Creating rows of a table using the columns of another table in pyspark-CodePudding

I have a table(df) which has multiple columns: col1, col2,col3 and so on.

col1	col2	col3	coln
1	abc	1	qwe
1	xyz
2		3
3	abc	6	qwe

I want my final table(df) to have following columns:

attribute_name: contains the name of columns from previous table
count: contains total count of the table
distinct_count: contains distinct count of each column from previous table
null_count: contains count of null values of each column from previous table

The final table should like like this:

attribute_name	count	distinct_count	null_count
col1	4	3	0
col2	4	2	1
col3	4	3	1
coln	4	1	2

Could someone help me on how i can implement this in pyspark?

CodePudding user response：

I didn't test it or checked if it is correct, but something like this should work:

attr_df_list = []
for column_name in df.columns:
    attr_df_list.append(
      df.selectExpr(
          f"{column_name} AS attribute_name",
          "COUNT(*) AS count",
          f"COUNT(DISTINCT {column_name}) AS distinct_count",
          f"COUNT_IF({column_name} IS NULL) AS null_count"
      )
    )

result_df = reduce(lambda df1, df2: df1.union(df2), attr_df_list)

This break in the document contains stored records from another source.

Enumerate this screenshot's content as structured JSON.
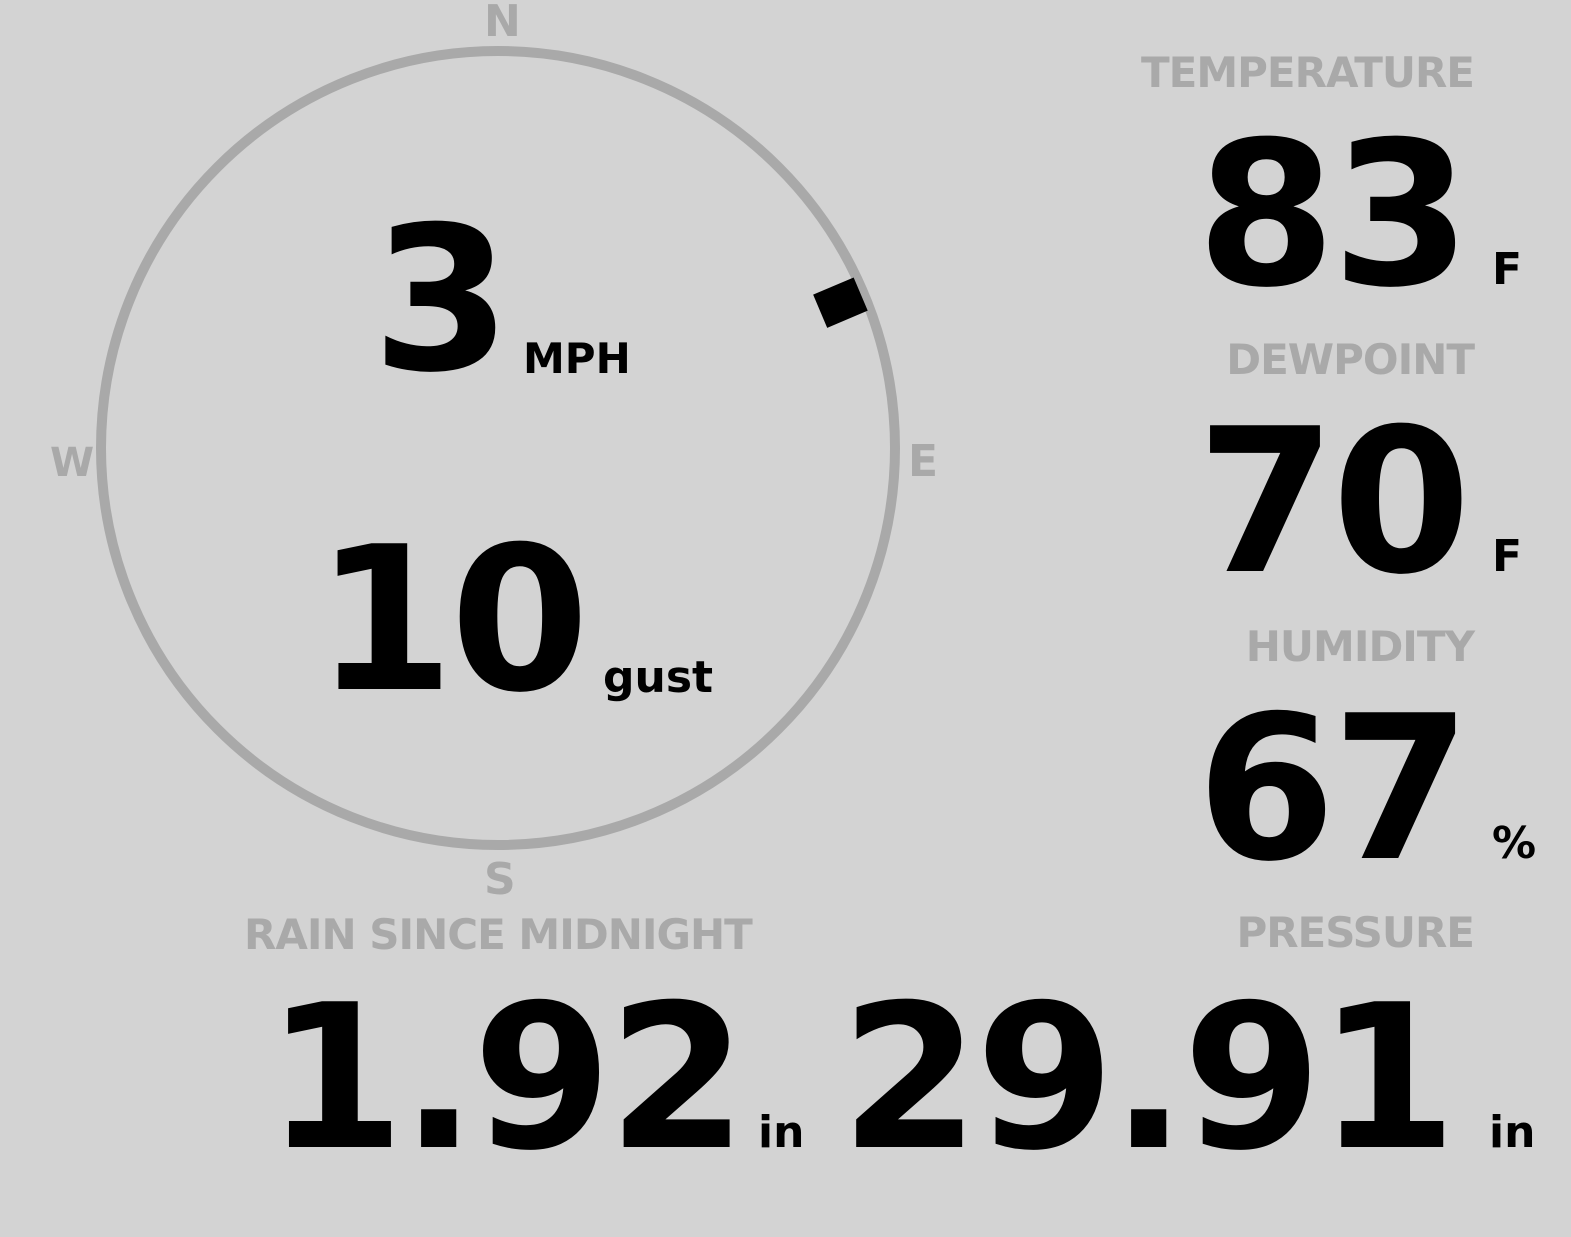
{
  "wind": {
    "speed": "3",
    "speed_unit": "MPH",
    "gust": "10",
    "gust_unit": "gust",
    "direction_degrees": 67,
    "compass": {
      "north": "N",
      "south": "S",
      "east": "E",
      "west": "W"
    }
  },
  "temperature": {
    "label": "TEMPERATURE",
    "value": "83",
    "unit": "F"
  },
  "dewpoint": {
    "label": "DEWPOINT",
    "value": "70",
    "unit": "F"
  },
  "humidity": {
    "label": "HUMIDITY",
    "value": "67",
    "unit": "%"
  },
  "rain": {
    "label": "RAIN SINCE MIDNIGHT",
    "value": "1.92",
    "unit": "in"
  },
  "pressure": {
    "label": "PRESSURE",
    "value": "29.91",
    "unit": "in"
  },
  "colors": {
    "background": "#d3d3d3",
    "muted": "#a9a9a9",
    "value": "#000000"
  }
}
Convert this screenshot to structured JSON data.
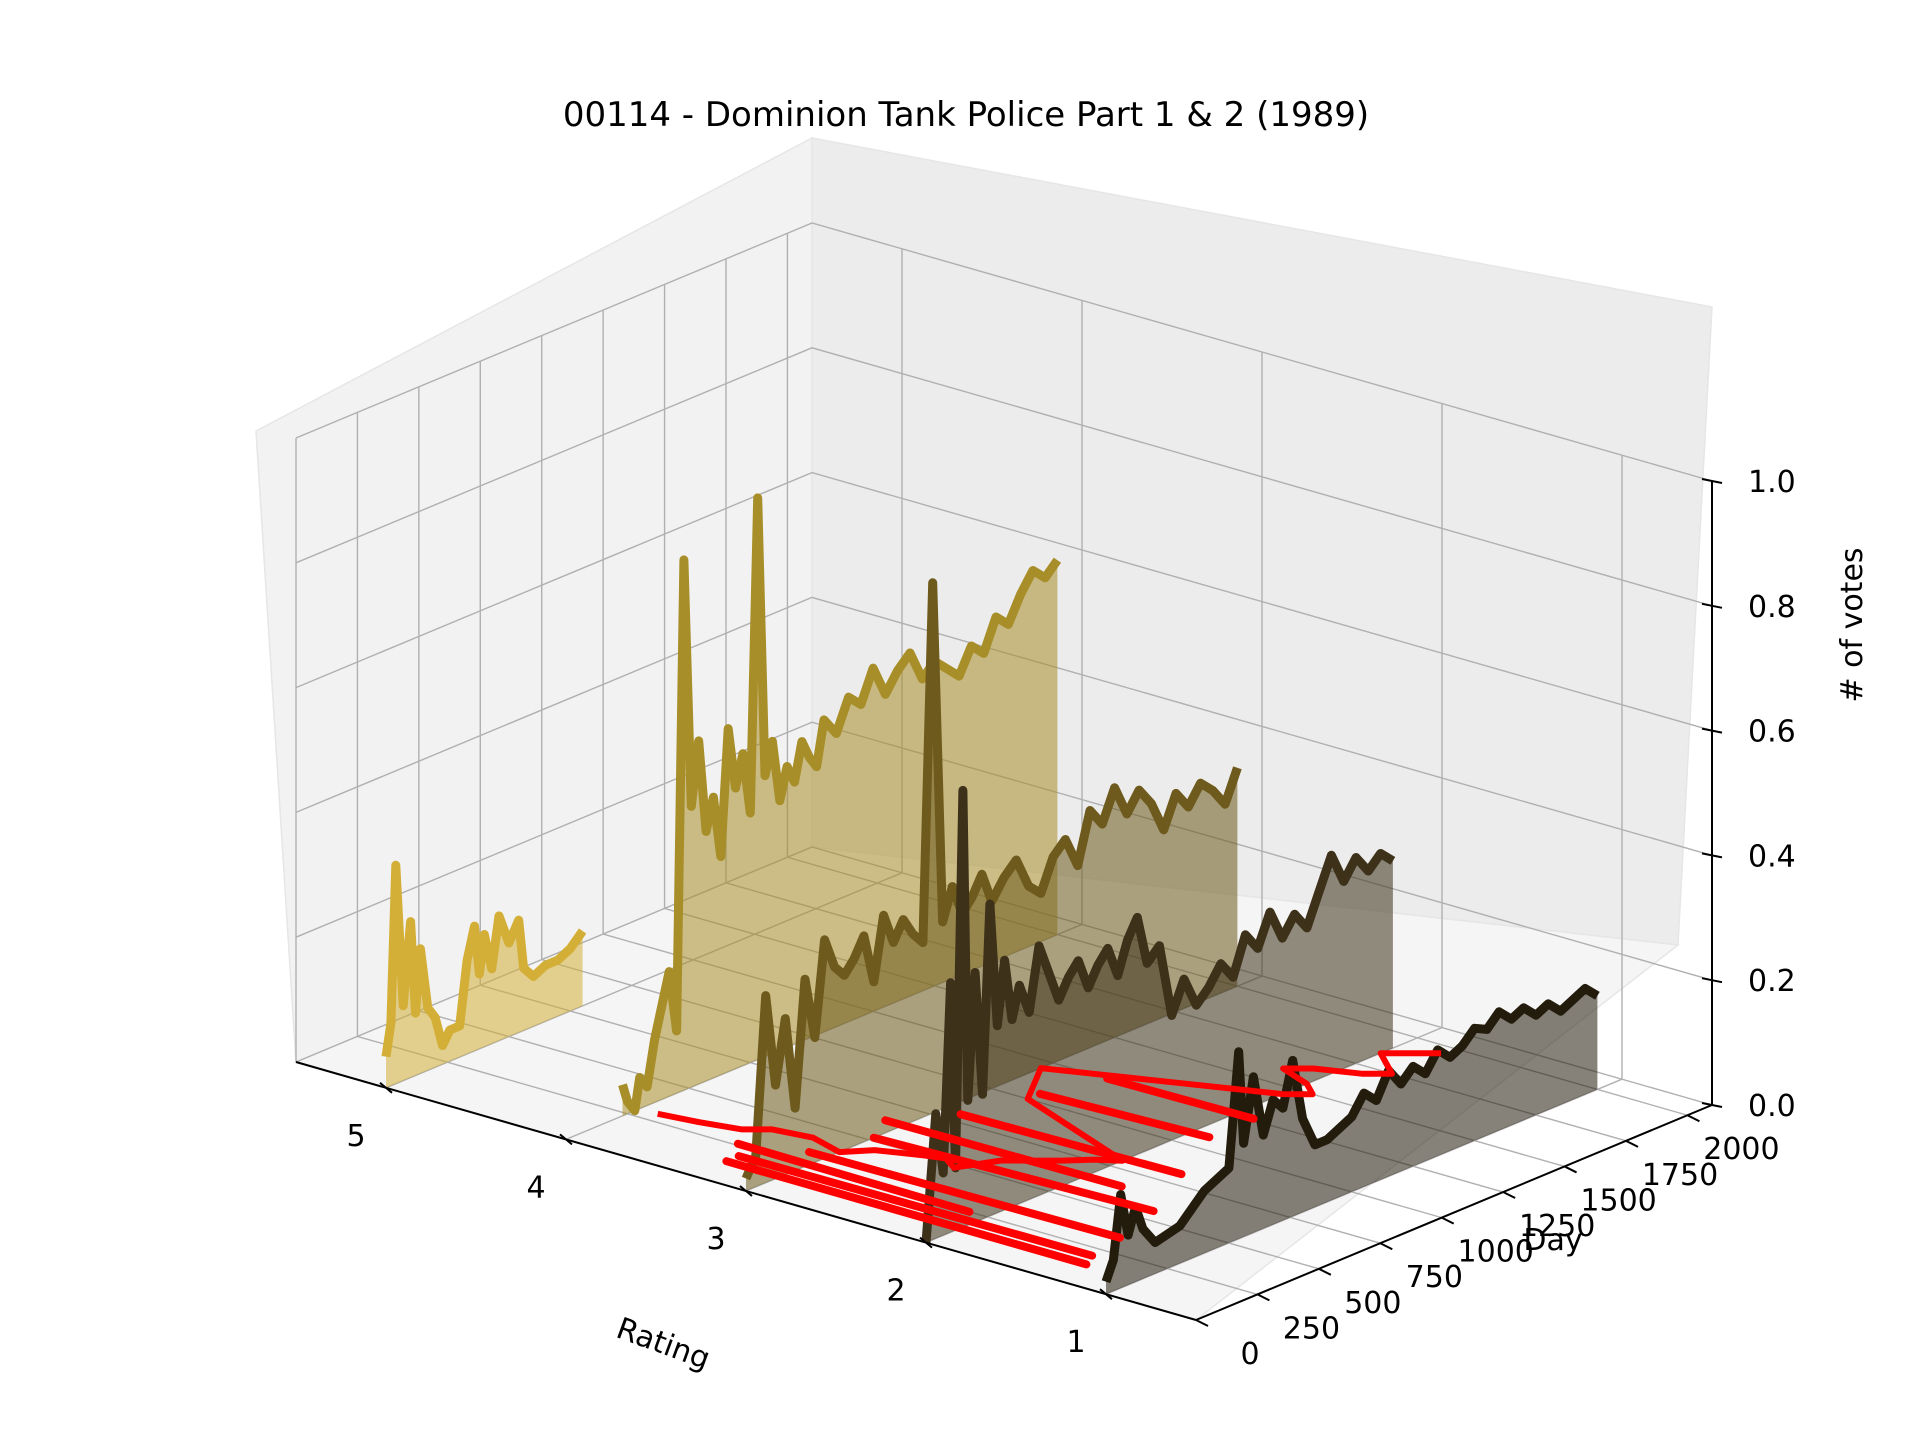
{
  "chart_data": {
    "type": "line",
    "projection": "3d",
    "title": "00114 - Dominion Tank Police Part 1 & 2 (1989)",
    "xlabel": "Rating",
    "ylabel": "Day",
    "zlabel": "# of votes",
    "x_ticks": [
      "5",
      "4",
      "3",
      "2",
      "1"
    ],
    "y_ticks": [
      "0",
      "250",
      "500",
      "750",
      "1000",
      "1250",
      "1500",
      "1750",
      "2000"
    ],
    "z_ticks": [
      "0.0",
      "0.2",
      "0.4",
      "0.6",
      "0.8",
      "1.0"
    ],
    "xlim": [
      0.5,
      5.5
    ],
    "ylim": [
      0,
      2100
    ],
    "zlim": [
      0,
      1
    ],
    "grid": true,
    "series": [
      {
        "rating": 5,
        "color": "#d4af37",
        "points": [
          [
            0,
            0.05
          ],
          [
            20,
            0.1
          ],
          [
            40,
            0.35
          ],
          [
            70,
            0.12
          ],
          [
            100,
            0.25
          ],
          [
            120,
            0.1
          ],
          [
            140,
            0.2
          ],
          [
            170,
            0.1
          ],
          [
            200,
            0.08
          ],
          [
            230,
            0.03
          ],
          [
            260,
            0.05
          ],
          [
            300,
            0.05
          ],
          [
            330,
            0.15
          ],
          [
            360,
            0.2
          ],
          [
            380,
            0.12
          ],
          [
            400,
            0.18
          ],
          [
            430,
            0.12
          ],
          [
            460,
            0.2
          ],
          [
            500,
            0.15
          ],
          [
            540,
            0.18
          ],
          [
            560,
            0.1
          ],
          [
            600,
            0.08
          ],
          [
            650,
            0.09
          ],
          [
            700,
            0.09
          ],
          [
            750,
            0.1
          ],
          [
            800,
            0.12
          ]
        ]
      },
      {
        "rating": 4,
        "color": "#a88e28",
        "points": [
          [
            230,
            0.05
          ],
          [
            250,
            0.02
          ],
          [
            280,
            0.0
          ],
          [
            300,
            0.05
          ],
          [
            330,
            0.03
          ],
          [
            360,
            0.1
          ],
          [
            390,
            0.15
          ],
          [
            420,
            0.2
          ],
          [
            450,
            0.1
          ],
          [
            480,
            0.85
          ],
          [
            510,
            0.45
          ],
          [
            540,
            0.55
          ],
          [
            570,
            0.4
          ],
          [
            600,
            0.45
          ],
          [
            630,
            0.35
          ],
          [
            660,
            0.55
          ],
          [
            690,
            0.45
          ],
          [
            720,
            0.5
          ],
          [
            750,
            0.4
          ],
          [
            780,
            0.9
          ],
          [
            810,
            0.45
          ],
          [
            840,
            0.5
          ],
          [
            870,
            0.4
          ],
          [
            900,
            0.45
          ],
          [
            930,
            0.42
          ],
          [
            960,
            0.48
          ],
          [
            990,
            0.45
          ],
          [
            1020,
            0.43
          ],
          [
            1050,
            0.5
          ],
          [
            1100,
            0.47
          ],
          [
            1150,
            0.52
          ],
          [
            1200,
            0.5
          ],
          [
            1250,
            0.55
          ],
          [
            1300,
            0.5
          ],
          [
            1350,
            0.53
          ],
          [
            1400,
            0.55
          ],
          [
            1450,
            0.5
          ],
          [
            1500,
            0.52
          ],
          [
            1550,
            0.5
          ],
          [
            1600,
            0.48
          ],
          [
            1650,
            0.52
          ],
          [
            1700,
            0.5
          ],
          [
            1750,
            0.55
          ],
          [
            1800,
            0.53
          ],
          [
            1850,
            0.57
          ],
          [
            1900,
            0.6
          ],
          [
            1950,
            0.58
          ],
          [
            2000,
            0.6
          ]
        ]
      },
      {
        "rating": 3,
        "color": "#6e5a1c",
        "points": [
          [
            0,
            0.02
          ],
          [
            40,
            0.05
          ],
          [
            80,
            0.3
          ],
          [
            120,
            0.15
          ],
          [
            160,
            0.25
          ],
          [
            200,
            0.1
          ],
          [
            240,
            0.3
          ],
          [
            280,
            0.2
          ],
          [
            320,
            0.35
          ],
          [
            360,
            0.3
          ],
          [
            400,
            0.28
          ],
          [
            440,
            0.3
          ],
          [
            480,
            0.33
          ],
          [
            520,
            0.25
          ],
          [
            560,
            0.35
          ],
          [
            600,
            0.3
          ],
          [
            640,
            0.33
          ],
          [
            680,
            0.3
          ],
          [
            720,
            0.28
          ],
          [
            760,
            0.85
          ],
          [
            800,
            0.3
          ],
          [
            840,
            0.35
          ],
          [
            880,
            0.3
          ],
          [
            920,
            0.32
          ],
          [
            960,
            0.35
          ],
          [
            1000,
            0.3
          ],
          [
            1050,
            0.33
          ],
          [
            1100,
            0.35
          ],
          [
            1150,
            0.3
          ],
          [
            1200,
            0.28
          ],
          [
            1250,
            0.33
          ],
          [
            1300,
            0.35
          ],
          [
            1350,
            0.3
          ],
          [
            1400,
            0.38
          ],
          [
            1450,
            0.35
          ],
          [
            1500,
            0.4
          ],
          [
            1550,
            0.35
          ],
          [
            1600,
            0.38
          ],
          [
            1650,
            0.35
          ],
          [
            1700,
            0.3
          ],
          [
            1750,
            0.35
          ],
          [
            1800,
            0.32
          ],
          [
            1850,
            0.35
          ],
          [
            1900,
            0.33
          ],
          [
            1950,
            0.3
          ],
          [
            2000,
            0.35
          ]
        ]
      },
      {
        "rating": 2,
        "color": "#3d311a",
        "points": [
          [
            0,
            0.0
          ],
          [
            40,
            0.2
          ],
          [
            70,
            0.1
          ],
          [
            100,
            0.4
          ],
          [
            120,
            0.1
          ],
          [
            150,
            0.7
          ],
          [
            170,
            0.2
          ],
          [
            200,
            0.4
          ],
          [
            230,
            0.2
          ],
          [
            260,
            0.5
          ],
          [
            290,
            0.3
          ],
          [
            320,
            0.4
          ],
          [
            350,
            0.3
          ],
          [
            380,
            0.35
          ],
          [
            420,
            0.3
          ],
          [
            460,
            0.4
          ],
          [
            500,
            0.35
          ],
          [
            540,
            0.3
          ],
          [
            580,
            0.33
          ],
          [
            620,
            0.35
          ],
          [
            660,
            0.3
          ],
          [
            700,
            0.33
          ],
          [
            740,
            0.35
          ],
          [
            780,
            0.3
          ],
          [
            820,
            0.35
          ],
          [
            860,
            0.38
          ],
          [
            900,
            0.3
          ],
          [
            950,
            0.32
          ],
          [
            1000,
            0.2
          ],
          [
            1050,
            0.25
          ],
          [
            1100,
            0.2
          ],
          [
            1150,
            0.22
          ],
          [
            1200,
            0.25
          ],
          [
            1250,
            0.22
          ],
          [
            1300,
            0.28
          ],
          [
            1350,
            0.25
          ],
          [
            1400,
            0.3
          ],
          [
            1450,
            0.25
          ],
          [
            1500,
            0.28
          ],
          [
            1550,
            0.25
          ],
          [
            1600,
            0.3
          ],
          [
            1650,
            0.35
          ],
          [
            1700,
            0.3
          ],
          [
            1750,
            0.33
          ],
          [
            1800,
            0.3
          ],
          [
            1850,
            0.32
          ],
          [
            1900,
            0.3
          ]
        ]
      },
      {
        "rating": 1,
        "color": "#231c0d",
        "points": [
          [
            0,
            0.02
          ],
          [
            30,
            0.05
          ],
          [
            60,
            0.15
          ],
          [
            90,
            0.08
          ],
          [
            120,
            0.12
          ],
          [
            150,
            0.08
          ],
          [
            200,
            0.05
          ],
          [
            300,
            0.06
          ],
          [
            400,
            0.1
          ],
          [
            500,
            0.12
          ],
          [
            540,
            0.3
          ],
          [
            560,
            0.15
          ],
          [
            600,
            0.25
          ],
          [
            640,
            0.15
          ],
          [
            680,
            0.2
          ],
          [
            720,
            0.18
          ],
          [
            760,
            0.25
          ],
          [
            800,
            0.15
          ],
          [
            850,
            0.1
          ],
          [
            900,
            0.1
          ],
          [
            950,
            0.11
          ],
          [
            1000,
            0.12
          ],
          [
            1050,
            0.15
          ],
          [
            1100,
            0.13
          ],
          [
            1150,
            0.17
          ],
          [
            1200,
            0.14
          ],
          [
            1250,
            0.16
          ],
          [
            1300,
            0.14
          ],
          [
            1350,
            0.17
          ],
          [
            1400,
            0.15
          ],
          [
            1450,
            0.16
          ],
          [
            1500,
            0.18
          ],
          [
            1550,
            0.17
          ],
          [
            1600,
            0.19
          ],
          [
            1650,
            0.17
          ],
          [
            1700,
            0.18
          ],
          [
            1750,
            0.16
          ],
          [
            1800,
            0.17
          ],
          [
            1850,
            0.15
          ],
          [
            1900,
            0.16
          ],
          [
            1950,
            0.17
          ],
          [
            2000,
            0.15
          ]
        ]
      }
    ],
    "red_trace": {
      "color": "#ff0000",
      "points": [
        [
          3.9,
          300
        ],
        [
          3.7,
          320
        ],
        [
          3.5,
          350
        ],
        [
          3.4,
          400
        ],
        [
          3.2,
          420
        ],
        [
          3.0,
          380
        ],
        [
          2.9,
          450
        ],
        [
          2.7,
          500
        ],
        [
          2.6,
          520
        ],
        [
          2.5,
          480
        ],
        [
          2.4,
          600
        ],
        [
          2.3,
          650
        ],
        [
          2.2,
          700
        ],
        [
          2.1,
          760
        ],
        [
          2.0,
          800
        ],
        [
          2.2,
          850
        ],
        [
          2.4,
          900
        ],
        [
          2.6,
          950
        ],
        [
          2.8,
          1000
        ],
        [
          2.9,
          1100
        ],
        [
          3.0,
          1200
        ],
        [
          2.8,
          1250
        ],
        [
          2.6,
          1300
        ],
        [
          2.4,
          1350
        ],
        [
          2.2,
          1400
        ],
        [
          2.0,
          1450
        ],
        [
          1.9,
          1500
        ],
        [
          2.0,
          1550
        ],
        [
          2.2,
          1600
        ],
        [
          2.1,
          1650
        ],
        [
          1.9,
          1700
        ],
        [
          1.8,
          1750
        ],
        [
          1.9,
          1800
        ],
        [
          2.0,
          1850
        ],
        [
          1.9,
          1900
        ],
        [
          1.8,
          1950
        ]
      ],
      "segments": [
        [
          [
            3.3,
            140
          ],
          [
            1.3,
            140
          ]
        ],
        [
          [
            3.3,
            190
          ],
          [
            1.35,
            200
          ]
        ],
        [
          [
            3.4,
            260
          ],
          [
            2.1,
            250
          ]
        ],
        [
          [
            3.1,
            330
          ],
          [
            1.4,
            350
          ]
        ],
        [
          [
            3.0,
            520
          ],
          [
            1.5,
            560
          ]
        ],
        [
          [
            3.1,
            640
          ],
          [
            1.8,
            650
          ]
        ],
        [
          [
            2.9,
            800
          ],
          [
            1.7,
            820
          ]
        ],
        [
          [
            2.8,
            1050
          ],
          [
            1.9,
            1080
          ]
        ],
        [
          [
            2.7,
            1250
          ],
          [
            1.9,
            1260
          ]
        ]
      ]
    }
  }
}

CodePudding user response：

Here's a solution:

df = spark.createDataFrame([("apple",1,1),("mango",2,2),("apple",None,3),("mango",None,4)], ["col1","col2","col3"])
df.show()
# Out:
#  ---—— —--— —--—                                                                
# | col1|col2|col3|
#  —---— —--— —--— 
# |apple|   1|   1|
# |mango|   2|   2|
# |apple|null|   3|
# |mango|null|   4|
#  —---— —--— —--— 

from pyspark.sql.functions import col
data = [(c, \
           df.filter(col(c).isNotNull()).count(), \
           df[[c]].distinct().count(), \
           df.filter(col(c).isNull()).count() \
          )  for c in df.columns]
cols=['attribute_name','count','distinct_count','null_count']
spark.createDataFrame(data, cols).show()
# Out:
#  ——————-------— —---— ——————-------— ——-----——— 
# |attribute_name|count|distinct_count|null_count|
#  ————-------——— —---— —————-------—— ———-----—— 
# |          col1|    4|             2|         0|
# |          col2|    2|             3|         2|
# |          col3|    4|             4|         0|
#  ————-------——— —---— ————-------——— ———-----——

The idea is to loop through the columns of the original dataframe and for each column create a new row with the aggregated data.